Step-by-Step Solution:
Step 1: Convert the given interest into rupees: 1 paisa = ₹0.01, so SI = 0.01. Step 2: Principal P = 1 and time T = 1 month = 1/12 year. Step 3: Use the simple interest formula: SI = (P * R * T) / 100. Step 4: Substitute values: 0.01 = (1 * R * (1/12)) / 100. Step 5: Simplify the right side: (R * 1/12) / 100 = R / 1200. Step 6: So 0.01 = R / 1200, which implies R = 0.01 * 1200. Step 7: Compute R: 0.01 * 1200 = 12. Step 8: Therefore the rate of interest is 12% per annum.
Verification / Alternative check:
Step 1: Assume R = 12% per annum and recompute SI for T = 1/12 year and P = 1. Step 2: SI = (1 * 12 * 1/12) / 100 = (12/12) / 100 = 1/100 = 0.01. Step 3: This matches the given simple interest of ₹0.01 (1 paisa), confirming the calculation is correct.
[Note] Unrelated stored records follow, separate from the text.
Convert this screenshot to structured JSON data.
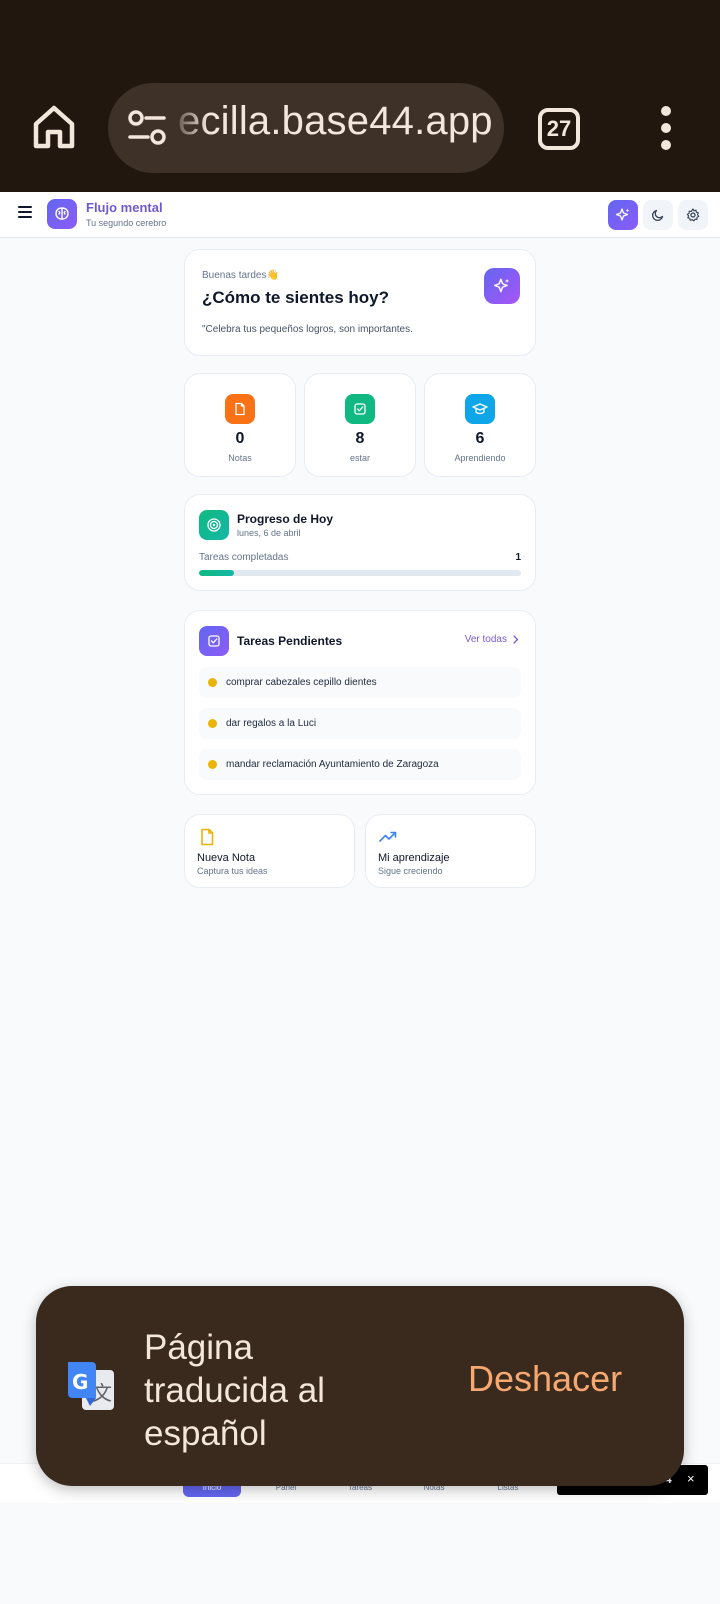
{
  "browser": {
    "url_text": "ecilla.base44.app",
    "tab_count": "27"
  },
  "header": {
    "title": "Flujo mental",
    "subtitle": "Tu segundo cerebro"
  },
  "greeting": {
    "small": "Buenas tardes👋",
    "title": "¿Cómo te sientes hoy?",
    "quote": "\"Celebra tus pequeños logros, son importantes."
  },
  "stats": [
    {
      "value": "0",
      "label": "Notas",
      "color": "#f97316",
      "icon": "file-icon"
    },
    {
      "value": "8",
      "label": "estar",
      "color": "#10b981",
      "icon": "check-square-icon"
    },
    {
      "value": "6",
      "label": "Aprendiendo",
      "color": "#0ea5e9",
      "icon": "graduation-cap-icon"
    }
  ],
  "progress": {
    "title": "Progreso de Hoy",
    "date": "lunes, 6 de abril",
    "label": "Tareas completadas",
    "count": "1",
    "fraction": 0.11
  },
  "tasks": {
    "title": "Tareas Pendientes",
    "link": "Ver todas",
    "items": [
      "comprar cabezales cepillo dientes",
      "dar regalos a la Luci",
      "mandar reclamación Ayuntamiento de Zaragoza"
    ]
  },
  "quick": [
    {
      "title": "Nueva Nota",
      "subtitle": "Captura tus ideas",
      "icon": "file-icon"
    },
    {
      "title": "Mi aprendizaje",
      "subtitle": "Sigue creciendo",
      "icon": "trending-up-icon"
    }
  ],
  "nav": {
    "items": [
      "Inicio",
      "Panel",
      "Tareas",
      "Notas",
      "Listas"
    ],
    "active": "Inicio"
  },
  "chip": {
    "text": "4",
    "close": "×"
  },
  "snackbar": {
    "message": "Página traducida al español",
    "action": "Deshacer"
  },
  "colors": {
    "accent": "#6366f1",
    "browser_bg": "#22170f",
    "snackbar_bg": "#3a2a1e",
    "snackbar_action": "#f7a870"
  }
}
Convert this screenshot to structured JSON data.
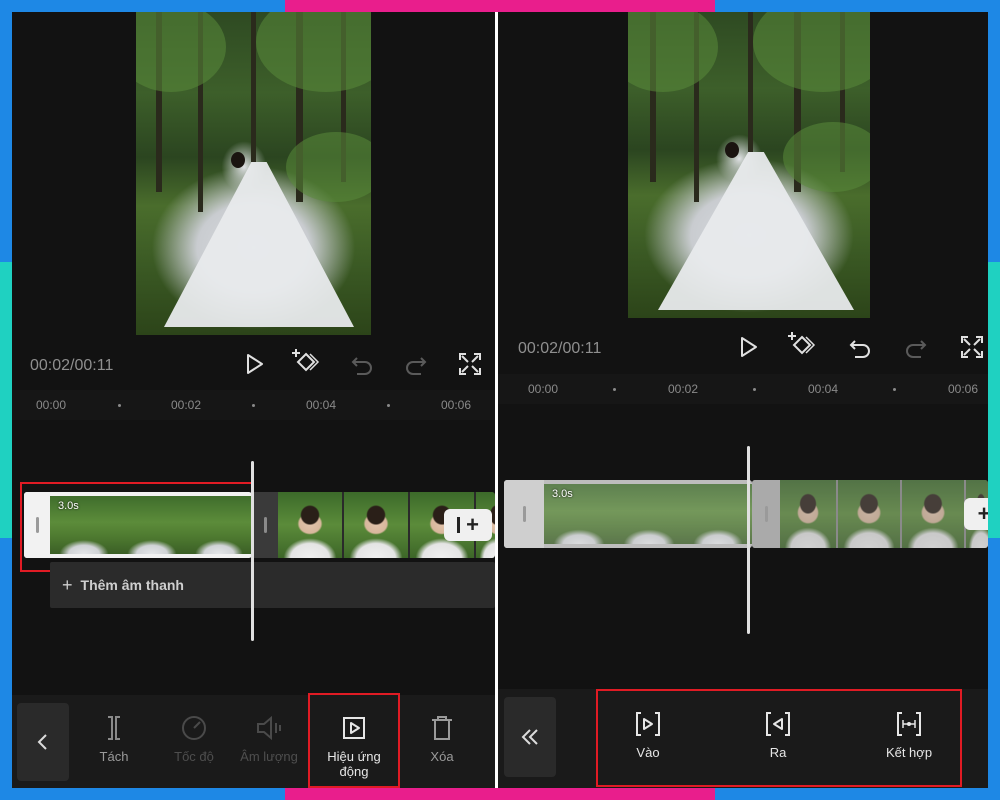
{
  "left": {
    "timecode": "00:02/00:11",
    "ruler": [
      "00:00",
      "00:02",
      "00:04",
      "00:06"
    ],
    "clip": {
      "duration": "3.0s"
    },
    "add_audio_label": "Thêm âm thanh",
    "toolbar": {
      "items": [
        {
          "label": "Tách",
          "icon": "split-icon"
        },
        {
          "label": "Tốc độ",
          "icon": "speed-icon"
        },
        {
          "label": "Âm lượng",
          "icon": "volume-icon"
        },
        {
          "label": "Hiệu ứng động",
          "icon": "animation-icon",
          "line1": "Hiệu ứng",
          "line2": "động"
        },
        {
          "label": "Xóa",
          "icon": "delete-icon"
        }
      ]
    }
  },
  "right": {
    "timecode": "00:02/00:11",
    "ruler": [
      "00:00",
      "00:02",
      "00:04",
      "00:06"
    ],
    "clip": {
      "duration": "3.0s"
    },
    "animation_options": [
      {
        "label": "Vào",
        "icon": "animation-in-icon"
      },
      {
        "label": "Ra",
        "icon": "animation-out-icon"
      },
      {
        "label": "Kết hợp",
        "icon": "animation-combo-icon"
      }
    ]
  },
  "colors": {
    "highlight": "#e01b24",
    "background": "#121212",
    "frame_blue": "#1e88e5",
    "frame_pink": "#e91e8c",
    "frame_teal": "#1fd1c1"
  }
}
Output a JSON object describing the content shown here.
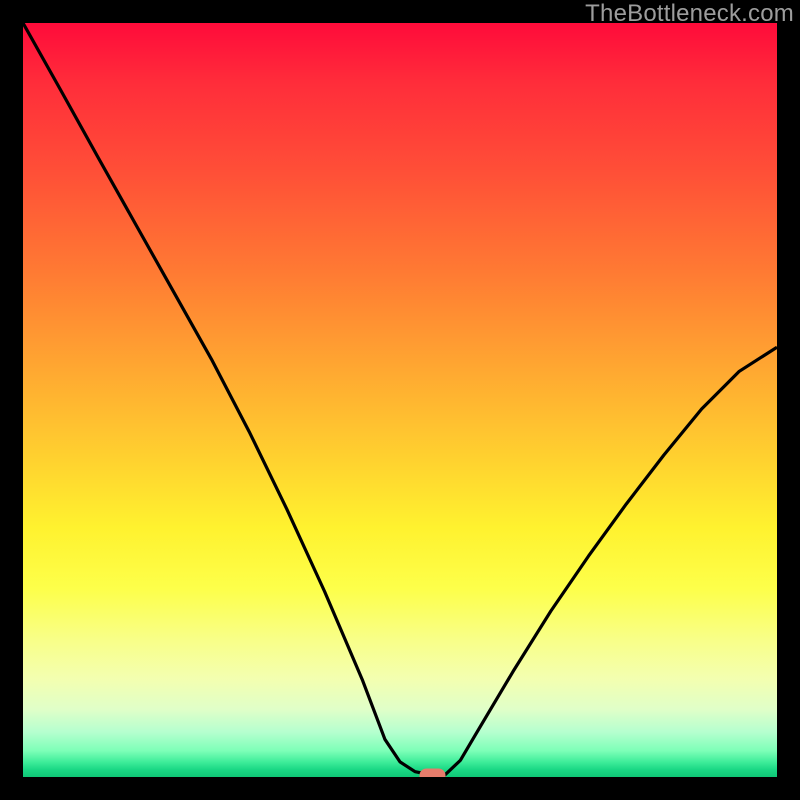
{
  "watermark": {
    "text": "TheBottleneck.com"
  },
  "colors": {
    "bg": "#000000",
    "gradient_stops": [
      "#ff0b3a",
      "#ff2d3a",
      "#ff5037",
      "#ff7a33",
      "#ffa831",
      "#ffd22f",
      "#fff22f",
      "#fdff4a",
      "#f8ff8a",
      "#f3ffb0",
      "#e0ffc8",
      "#b6ffcf",
      "#7effb8",
      "#3fed9a",
      "#1bd885",
      "#0fc776"
    ],
    "curve": "#000000",
    "marker": "#e57c6b"
  },
  "chart_data": {
    "type": "line",
    "title": "",
    "xlabel": "",
    "ylabel": "",
    "xlim": [
      0,
      100
    ],
    "ylim": [
      0,
      100
    ],
    "grid": false,
    "x": [
      0,
      5,
      10,
      15,
      20,
      25,
      30,
      35,
      40,
      45,
      48,
      50,
      52,
      54,
      56,
      58,
      60,
      65,
      70,
      75,
      80,
      85,
      90,
      95,
      100
    ],
    "values": [
      100,
      91.1,
      82.1,
      73.2,
      64.3,
      55.4,
      45.8,
      35.5,
      24.6,
      12.9,
      5.0,
      2.0,
      0.7,
      0.3,
      0.3,
      2.2,
      5.6,
      14.0,
      22.0,
      29.3,
      36.2,
      42.7,
      48.8,
      53.8,
      57.0
    ],
    "annotations": [
      {
        "kind": "marker",
        "shape": "pill",
        "x": 54,
        "y": 0.3
      }
    ]
  }
}
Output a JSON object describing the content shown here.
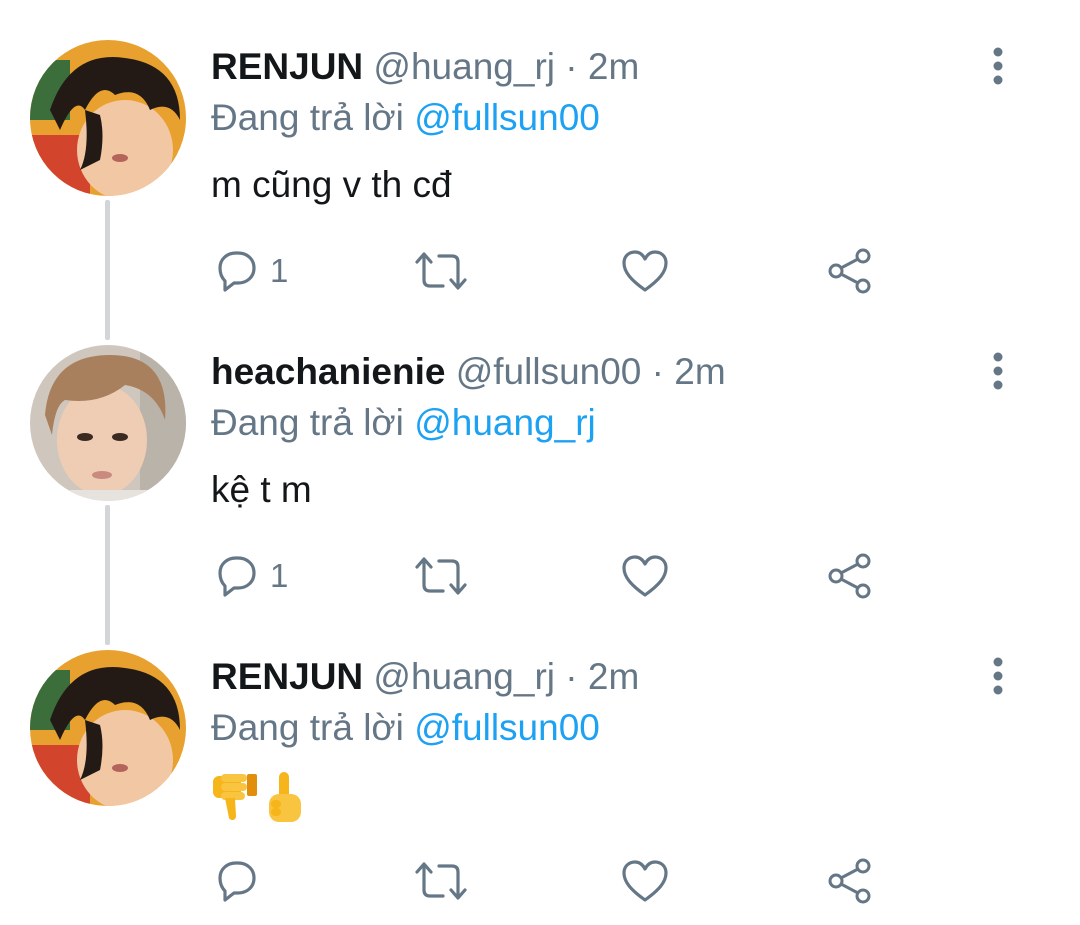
{
  "thread": [
    {
      "display_name": "RENJUN",
      "handle": "@huang_rj",
      "time": "· 2m",
      "reply_prefix": "Đang trả lời",
      "reply_to": "@fullsun00",
      "text": "m cũng v th cđ",
      "reply_count": "1",
      "emojis": []
    },
    {
      "display_name": "heachanienie",
      "handle": "@fullsun00",
      "time": "· 2m",
      "reply_prefix": "Đang trả lời",
      "reply_to": "@huang_rj",
      "text": "kệ t m",
      "reply_count": "1",
      "emojis": []
    },
    {
      "display_name": "RENJUN",
      "handle": "@huang_rj",
      "time": "· 2m",
      "reply_prefix": "Đang trả lời",
      "reply_to": "@fullsun00",
      "text": "",
      "reply_count": "",
      "emojis": [
        "thumbs-down",
        "pointing-up"
      ]
    }
  ],
  "icons": {
    "reply": "speech-bubble-icon",
    "retweet": "retweet-icon",
    "like": "heart-icon",
    "share": "share-icon",
    "more": "vertical-dots-icon"
  },
  "colors": {
    "link": "#1da1f2",
    "secondary_text": "#657786",
    "icon": "#657786",
    "thread_line": "#d3d6d9"
  }
}
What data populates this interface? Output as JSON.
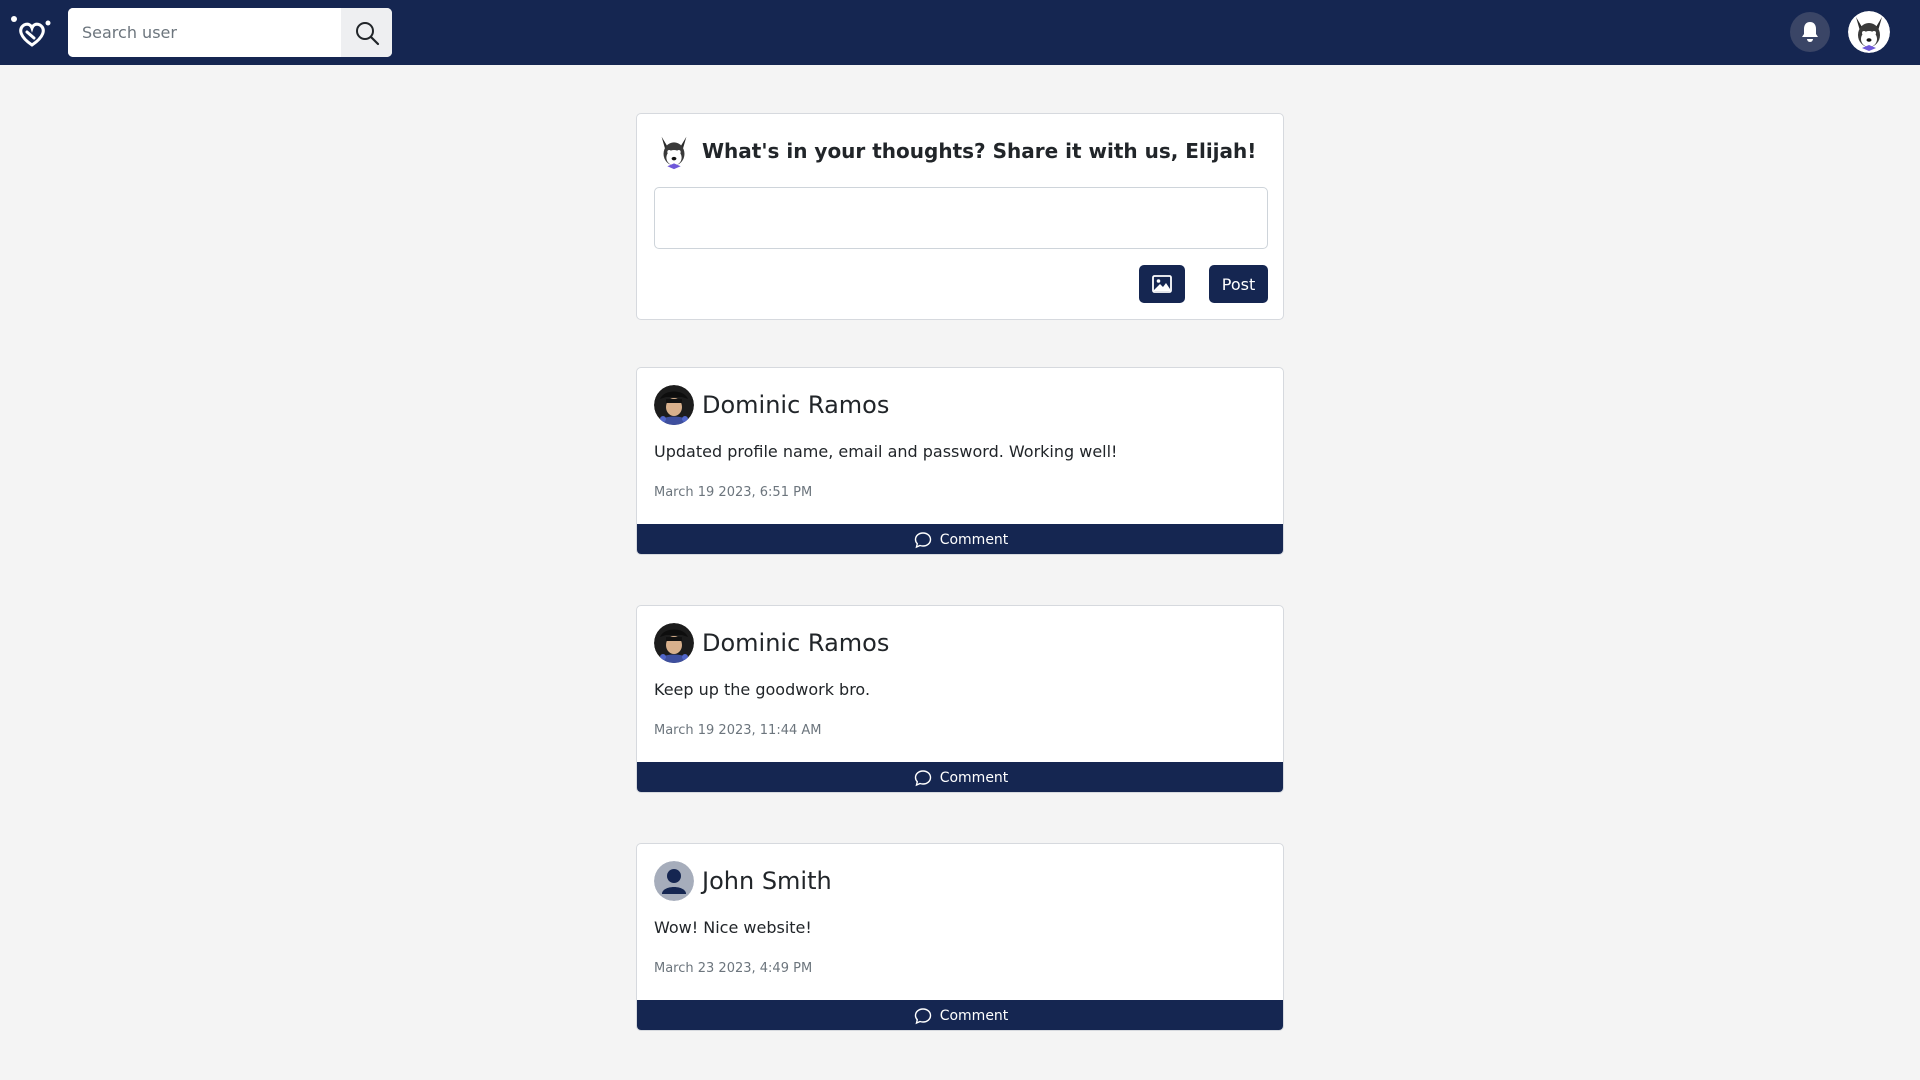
{
  "navbar": {
    "logo_icon": "heart-logo-icon",
    "search": {
      "placeholder": "Search user",
      "value": "",
      "button_icon": "search-icon"
    },
    "notifications_icon": "bell-icon",
    "profile_avatar": "husky-avatar"
  },
  "composer": {
    "prompt": "What's in your thoughts? Share it with us, Elijah!",
    "input_value": "",
    "image_button_icon": "image-icon",
    "post_label": "Post"
  },
  "posts": [
    {
      "author": "Dominic Ramos",
      "avatar": "photo-avatar",
      "text": "Updated profile name, email and password. Working well!",
      "time": "March 19 2023, 6:51 PM",
      "comment_label": "Comment"
    },
    {
      "author": "Dominic Ramos",
      "avatar": "photo-avatar",
      "text": "Keep up the goodwork bro.",
      "time": "March 19 2023, 11:44 AM",
      "comment_label": "Comment"
    },
    {
      "author": "John Smith",
      "avatar": "default-user-avatar",
      "text": "Wow! Nice website!",
      "time": "March 23 2023, 4:49 PM",
      "comment_label": "Comment"
    }
  ],
  "colors": {
    "brand": "#152651",
    "page_bg": "#f4f4f4",
    "card_border": "#d6d9de",
    "muted_text": "#6c757d"
  }
}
Why Other Options Are Wrong:
Option 10% would give SI = (1 * 10 * 1/12) / 100 = 10/1200 ≈ 0.0083, which is less than 0.01. Option 8% gives SI = (1 * 8 * 1/12) / 100 ≈ 0.0067, still smaller than required. Option 6% yields an even smaller interest, around 0.005, not equal to 1 paisa. Option 15% produces SI ≈ 0.0125, which is larger than the given 0.01.
Common Pitfalls:
One common mistake is to treat 1 month as 1 year, which leads to a huge error in the rate. Another error is mis-converting paisa to rupees, such as taking 1 paisa as 0.1 rupee instead of 0.01 rupee. Some students forget to divide by 100 in the simple interest formula or misplace decimal points while solving for R.
Final Answer:
The rate of interest per annum is 12%.